It makes sense too. Because only one kernel is running, it's possible to benefit from sharing the same pages of filesystem cache in memory. And while it sounds beneficial, I think a set up here actually suffers in performance from it. Here's why I think why: my machines aren't actually sharing any files on disk so I can't benefit from this feature in OpenVZ.

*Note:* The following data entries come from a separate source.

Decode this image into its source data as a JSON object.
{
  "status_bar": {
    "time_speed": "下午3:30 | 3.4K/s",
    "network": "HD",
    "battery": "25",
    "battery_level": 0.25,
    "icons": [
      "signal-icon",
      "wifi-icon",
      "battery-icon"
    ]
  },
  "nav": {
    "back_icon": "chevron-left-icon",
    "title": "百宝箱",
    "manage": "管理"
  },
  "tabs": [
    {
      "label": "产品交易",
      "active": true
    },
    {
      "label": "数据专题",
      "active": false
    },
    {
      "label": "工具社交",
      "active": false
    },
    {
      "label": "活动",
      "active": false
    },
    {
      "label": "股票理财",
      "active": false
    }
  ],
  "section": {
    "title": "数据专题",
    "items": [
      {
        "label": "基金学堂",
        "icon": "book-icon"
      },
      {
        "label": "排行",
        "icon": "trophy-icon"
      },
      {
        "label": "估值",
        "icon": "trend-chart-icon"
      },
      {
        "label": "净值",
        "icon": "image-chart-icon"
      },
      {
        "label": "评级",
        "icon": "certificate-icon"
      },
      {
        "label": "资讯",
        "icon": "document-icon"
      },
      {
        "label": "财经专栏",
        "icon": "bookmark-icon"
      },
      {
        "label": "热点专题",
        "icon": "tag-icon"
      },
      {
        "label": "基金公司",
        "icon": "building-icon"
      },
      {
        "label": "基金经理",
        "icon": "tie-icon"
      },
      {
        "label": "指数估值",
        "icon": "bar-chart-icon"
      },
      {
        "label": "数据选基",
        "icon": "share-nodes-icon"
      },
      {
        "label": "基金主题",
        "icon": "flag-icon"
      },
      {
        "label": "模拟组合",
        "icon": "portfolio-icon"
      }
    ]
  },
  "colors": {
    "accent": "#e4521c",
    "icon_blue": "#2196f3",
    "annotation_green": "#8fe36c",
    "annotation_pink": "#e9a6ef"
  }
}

Several OpenVZ machines are running MySQL with MyISAM tables. MyISAM relies on the system's filesystem cache for caching of data files, unlike InnoDB's buffer pool. Also some virtual machines are known to do heavy and large I/O operations on the same filesystem in the host. For example, when running cat *.MYD > /dev/null on some large database in one machine, I saw the filesystem cache lowering in another, monitored by htop. This essentially flushes all the useful filesystem cache in guests (FIFO) and so it flushes the MySQL caches in the guests.

Now users are complaining that MySQL is very slow. And it is. Some simple SELECT queries take several seconds on times disk I/O is heavily used by other machines.

So, simply put:

Is there a way to avoid filesystem cache being wiped out by other virtual machines in container-based virtualization?

Some thoughts:

  • Choosing algorithm for flushing filesystem cache in the kernel. (possible? how?)
  • Reserving a certain amount of pages for a single VM. (seems no option for filesystem cache type of pages that reading man vzctl)
  • Will running MySQL on another filesystem get me anywhere?

If not, I think my alternatives are:

  • Use KVM for MySQL-MyISAM running VMs. KVM actually assigns memory to the VM and does not allow swapping out caches unless using a balloon driver.
  • Move to InnoDB and tune the buffer pools, dirty pages, etc. This is now considered to be 'nice to have' on the long-term as not everyone responsible for administration of the system understands InnoDB.
  • more suggestions welcome.

System software: Proxmox (now 1.9, could be upgraded to 2.x). One big LV assigned for the VMs.